Tuti, Franci e il FNR – sentenza G.I. Vella

Contemporaneamente il Tuti, iscrittosi al MSI ai primi del ’72, ne esce agl’inizi del ‘73 lacerando la tessera di fronte al segretario detta sezione del M.S.I. di Empoli che gliene chiedeva la restituzione (ff.81 e 82/48).
Ai primi dei ’74 nasce il Fronte Nazionale Rivoluzionario (f. 65/49). In tale epoca i rapporti Tuti-Franci, istituitisi da tempo (il Rossi, che venne presentato al Tuti dal Franci verso il febbraio ’73, autorizza a presu­mere che i due dovevano conoscersi bene a ancor prima: f. 66/48), si svolgevano in incontri frequenti e riservati, sistematicamente alla Stazione di Firenze (ff. 9 e 58/48) ove i due vennero visti insieme da due compagni di lavoro del Franci. Uno di essi, il Grossi Brenno (f. 58 cit.) ri­ferisce di avere visto i due (riconobbe il Tuti successivamente quando la stampa ne pubblicò la foto) “una mattina di un mese della prima primavera o della fine dell’inverno del 1974”.
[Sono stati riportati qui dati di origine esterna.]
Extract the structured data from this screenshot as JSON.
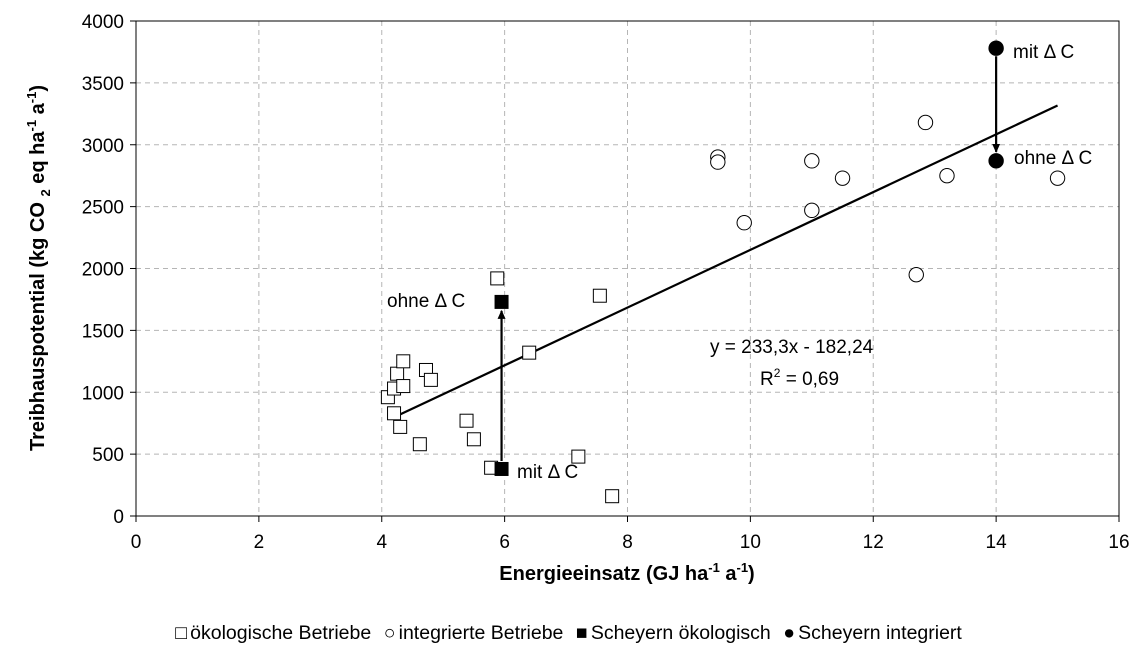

La mattina del 22 gennaio ‘75 il Tuti è alla Foce di Ca­stiglione Fiorentino a presiedere la riunione preparatoria dell’attentato alla Camera di Commercio di Arezzo. I premessi rilievi consentono di ritenere che il Franci co­stituiva l’elemento di collegamento tra il Tuti e la cellu­la aretina, di cui figura di spicco era il Cauchi, resosi irreperibile nello stesso giorno in cui il Tuti commise l’ec­cidio di Empoli e come lui misteriosamente preavvertito del­la pendenza di un ordine di cattura nei suoi confronti; che perciò i componenti della cellula aretina del Fronte Nazionale Rivoluzionario dovevano essere più numerosi dei protagonisti della presente vicenda; che il Fronte Nazionale Rivoluzionario, può ritenersi organizzazione fi­liata da “Ordine Nuovo”, in parallelo con “Ordine Nero”, ma caratterizzantesi per modalità operative assolutamen­te diverse da quelle seguite dai primi due movimenti. In­fatti, diversamente da questi ultimi, mai il Fronte aveva ri­vendicato le imprese terroristiche sicuramente compiute da suoi esponenti.
E’ da ritenere che il volantino rinvenuto in tasca del Malentacchi la sera del 23 gennaio ‘75 sia stato l’espediente malizioso per una tempestiva manovra di sganciamento concepita ed orchestrata da chi temeva di poter essere alfine coinvolto e compromesso dalla temerarietà criminosa del Fran­ci e del Malentacchi (l’esplosivo, scoperto il 22 gennaio, che la sera del 23 gennaio costoro si recavano a ritirare e la stessa loro presenza in quella zona, vennero denunciate dalla Questura di Arezzo da un anonimo, mai identificato, ma forse non del tutto ignoto, informatore!)